Taiwan is paying close attention to negotiations in the lead-up to the Arms Trade Treaty (ATT) among UN member countries, the Ministry of Foreign Affairs said yesterday, amid worries expressed by academics that the treaty could make it difficult for Taiwan to purchase weapons from the US.
Taiwan is aware of the proposed UN weapons agreement and will keep abreast of developments, Lily Hsu (徐儷文), head of the ministry’s Department of International Organizations, said at a press conference.
“The ministry is looking into the matter and will ask its de-facto embassies to collect relevant information,” she said.
The UN started paying close attention to the global weapons trade in 2006 in light of poor regulations and standards. The ATT was proposed in an effort to ensure that armaments are transferred for appropriate use. Negotiations on the treaty are to be held in New York from July 2 to July 22.
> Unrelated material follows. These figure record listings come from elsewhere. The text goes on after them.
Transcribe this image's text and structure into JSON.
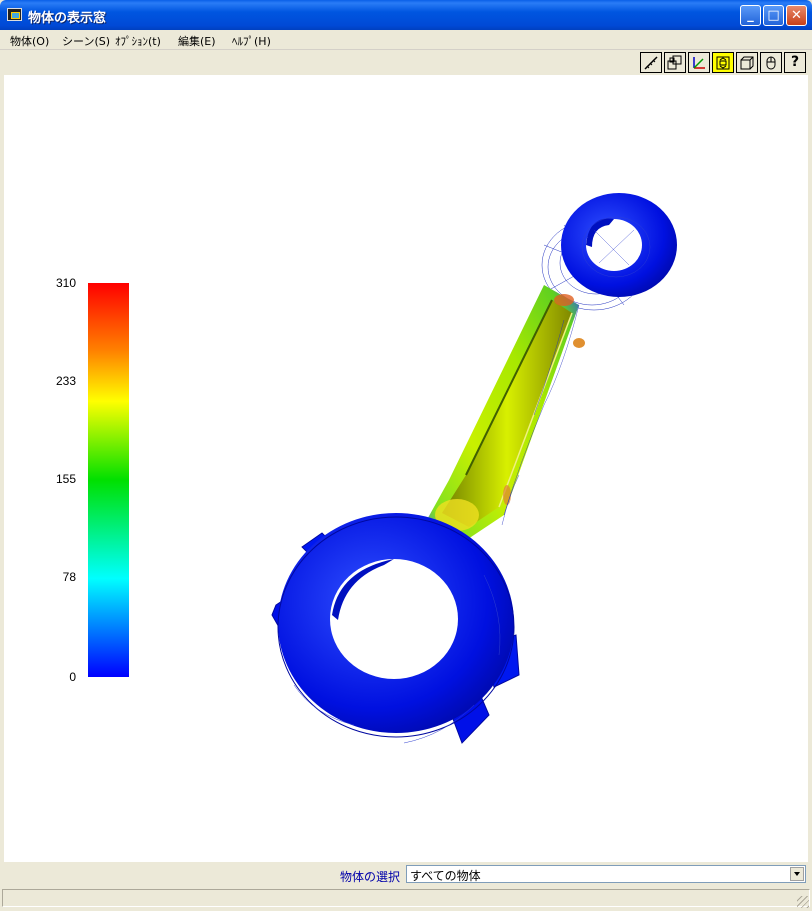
{
  "window": {
    "title": "物体の表示窓",
    "minimize_label": "_",
    "maximize_label": "□",
    "close_label": "✕"
  },
  "menu": {
    "items": [
      {
        "label": "物体(O)"
      },
      {
        "label": "シーン(S)"
      },
      {
        "label": "ｵﾌﾟｼｮﾝ(t)"
      },
      {
        "label": "編集(E)"
      },
      {
        "label": "ﾍﾙﾌﾟ(H)"
      }
    ]
  },
  "toolbar": {
    "buttons": [
      {
        "icon": "measure-icon"
      },
      {
        "icon": "layout-icon"
      },
      {
        "icon": "axis-icon"
      },
      {
        "icon": "fit-view-icon",
        "active": true
      },
      {
        "icon": "box-view-icon"
      },
      {
        "icon": "mouse-icon"
      },
      {
        "icon": "help-icon",
        "label": "?"
      }
    ],
    "active_color": "#ffff00"
  },
  "legend": {
    "labels": [
      "310",
      "233",
      "155",
      "78",
      "0"
    ],
    "colors": [
      "#0000ff",
      "#00ffff",
      "#00e000",
      "#ffff00",
      "#ff8000",
      "#ff0000"
    ]
  },
  "selection": {
    "label": "物体の選択",
    "value": "すべての物体"
  }
}
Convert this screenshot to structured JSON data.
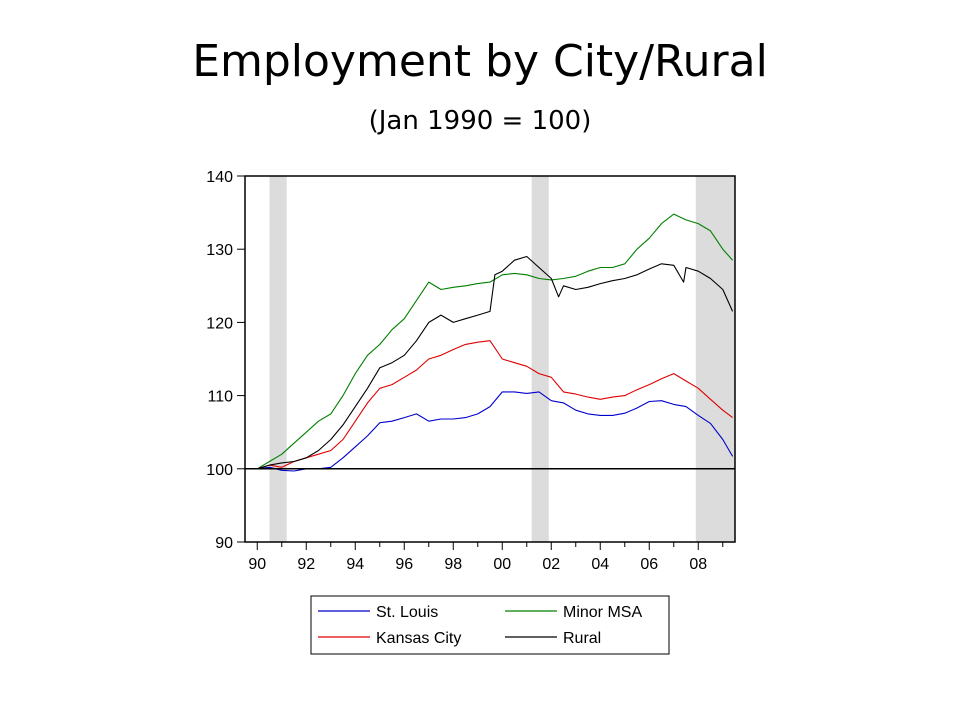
{
  "chart_data": {
    "type": "line",
    "title": "Employment by City/Rural",
    "subtitle": "(Jan 1990 = 100)",
    "xlim": [
      1989.5,
      2009.5
    ],
    "ylim": [
      90,
      140
    ],
    "yticks": [
      90,
      100,
      110,
      120,
      130,
      140
    ],
    "xticks": [
      {
        "value": 1990,
        "label": "90"
      },
      {
        "value": 1992,
        "label": "92"
      },
      {
        "value": 1994,
        "label": "94"
      },
      {
        "value": 1996,
        "label": "96"
      },
      {
        "value": 1998,
        "label": "98"
      },
      {
        "value": 2000,
        "label": "00"
      },
      {
        "value": 2002,
        "label": "02"
      },
      {
        "value": 2004,
        "label": "04"
      },
      {
        "value": 2006,
        "label": "06"
      },
      {
        "value": 2008,
        "label": "08"
      }
    ],
    "baseline": 100,
    "recessions": [
      [
        1990.5,
        1991.2
      ],
      [
        2001.2,
        2001.9
      ],
      [
        2007.9,
        2009.5
      ]
    ],
    "legend_position": "bottom",
    "series": [
      {
        "name": "St. Louis",
        "color": "#0000cc",
        "x": [
          1990,
          1990.5,
          1991,
          1991.5,
          1992,
          1992.5,
          1993,
          1993.5,
          1994,
          1994.5,
          1995,
          1995.5,
          1996,
          1996.5,
          1997,
          1997.5,
          1998,
          1998.5,
          1999,
          1999.5,
          2000,
          2000.5,
          2001,
          2001.5,
          2002,
          2002.5,
          2003,
          2003.5,
          2004,
          2004.5,
          2005,
          2005.5,
          2006,
          2006.5,
          2007,
          2007.5,
          2008,
          2008.5,
          2009,
          2009.4
        ],
        "y": [
          100,
          100.2,
          99.8,
          99.7,
          100,
          100,
          100.2,
          101.5,
          103,
          104.5,
          106.3,
          106.5,
          107,
          107.5,
          106.5,
          106.8,
          106.8,
          107,
          107.5,
          108.5,
          110.5,
          110.5,
          110.3,
          110.5,
          109.3,
          109,
          108,
          107.5,
          107.3,
          107.3,
          107.6,
          108.3,
          109.2,
          109.3,
          108.8,
          108.5,
          107.3,
          106.2,
          104,
          101.7
        ]
      },
      {
        "name": "Minor MSA",
        "color": "#008000",
        "x": [
          1990,
          1990.5,
          1991,
          1991.5,
          1992,
          1992.5,
          1993,
          1993.5,
          1994,
          1994.5,
          1995,
          1995.5,
          1996,
          1996.5,
          1997,
          1997.5,
          1998,
          1998.5,
          1999,
          1999.5,
          2000,
          2000.5,
          2001,
          2001.5,
          2002,
          2002.5,
          2003,
          2003.5,
          2004,
          2004.5,
          2005,
          2005.5,
          2006,
          2006.5,
          2007,
          2007.5,
          2008,
          2008.5,
          2009,
          2009.4
        ],
        "y": [
          100,
          101,
          102,
          103.5,
          105,
          106.5,
          107.5,
          110,
          113,
          115.5,
          117,
          119,
          120.5,
          123,
          125.5,
          124.5,
          124.8,
          125,
          125.3,
          125.5,
          126.5,
          126.7,
          126.5,
          126,
          125.8,
          126,
          126.3,
          127,
          127.5,
          127.5,
          128,
          130,
          131.5,
          133.5,
          134.8,
          134,
          133.5,
          132.5,
          130,
          128.5
        ]
      },
      {
        "name": "Kansas City",
        "color": "#e00000",
        "x": [
          1990,
          1990.5,
          1991,
          1991.5,
          1992,
          1992.5,
          1993,
          1993.5,
          1994,
          1994.5,
          1995,
          1995.5,
          1996,
          1996.5,
          1997,
          1997.5,
          1998,
          1998.5,
          1999,
          1999.5,
          2000,
          2000.5,
          2001,
          2001.5,
          2002,
          2002.5,
          2003,
          2003.5,
          2004,
          2004.5,
          2005,
          2005.5,
          2006,
          2006.5,
          2007,
          2007.5,
          2008,
          2008.5,
          2009,
          2009.4
        ],
        "y": [
          100,
          100.5,
          100.2,
          101,
          101.5,
          102,
          102.5,
          104,
          106.5,
          109,
          111,
          111.5,
          112.5,
          113.5,
          115,
          115.5,
          116.3,
          117,
          117.3,
          117.5,
          115,
          114.5,
          114,
          113,
          112.5,
          110.5,
          110.2,
          109.8,
          109.5,
          109.8,
          110,
          110.8,
          111.5,
          112.3,
          113,
          112,
          111,
          109.5,
          108,
          107
        ]
      },
      {
        "name": "Rural",
        "color": "#000000",
        "x": [
          1990,
          1990.5,
          1991,
          1991.5,
          1992,
          1992.5,
          1993,
          1993.5,
          1994,
          1994.5,
          1995,
          1995.5,
          1996,
          1996.5,
          1997,
          1997.5,
          1998,
          1998.5,
          1999,
          1999.5,
          1999.7,
          2000,
          2000.5,
          2001,
          2001.5,
          2002,
          2002.3,
          2002.5,
          2003,
          2003.5,
          2004,
          2004.5,
          2005,
          2005.5,
          2006,
          2006.5,
          2007,
          2007.4,
          2007.5,
          2008,
          2008.5,
          2009,
          2009.4
        ],
        "y": [
          100,
          100.5,
          100.8,
          101,
          101.5,
          102.5,
          104,
          106,
          108.5,
          111,
          113.8,
          114.5,
          115.5,
          117.5,
          120,
          121,
          120,
          120.5,
          121,
          121.5,
          126.5,
          127,
          128.5,
          129,
          127.5,
          126,
          123.5,
          125,
          124.5,
          124.8,
          125.3,
          125.7,
          126,
          126.5,
          127.3,
          128,
          127.8,
          125.5,
          127.5,
          127,
          126,
          124.5,
          121.5
        ]
      }
    ]
  }
}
In a report published last week, researchers at the Washington-based Heritage Foundation said that if it is successful, the treaty would hinder Taiwan’s right to purchase or import arms because it is not a UN member state.
“The ATT thus provides the basis for a Chinese argument that US sales of arms to Taiwan would circumvent the PRC’s [People’s Republic of China] import control system, violate China’s territorial integrity and thus violate the treaty,” the paper said.
Providing Taiwan with defensive weapons is a long-standing policy of the US under its Taiwan Relations Act (TRA) and the “six assurances.”
The TRA, enacted in 1979 when Washington decided to sever formal diplomatic ties with Taipei, obliges the US to help Taiwan defend itself. In 1982, then-US president Ronald Reagan offered Taiwan “six assurances,” which included a promise that the US would not set a date for the termination of arms sales to Taiwan.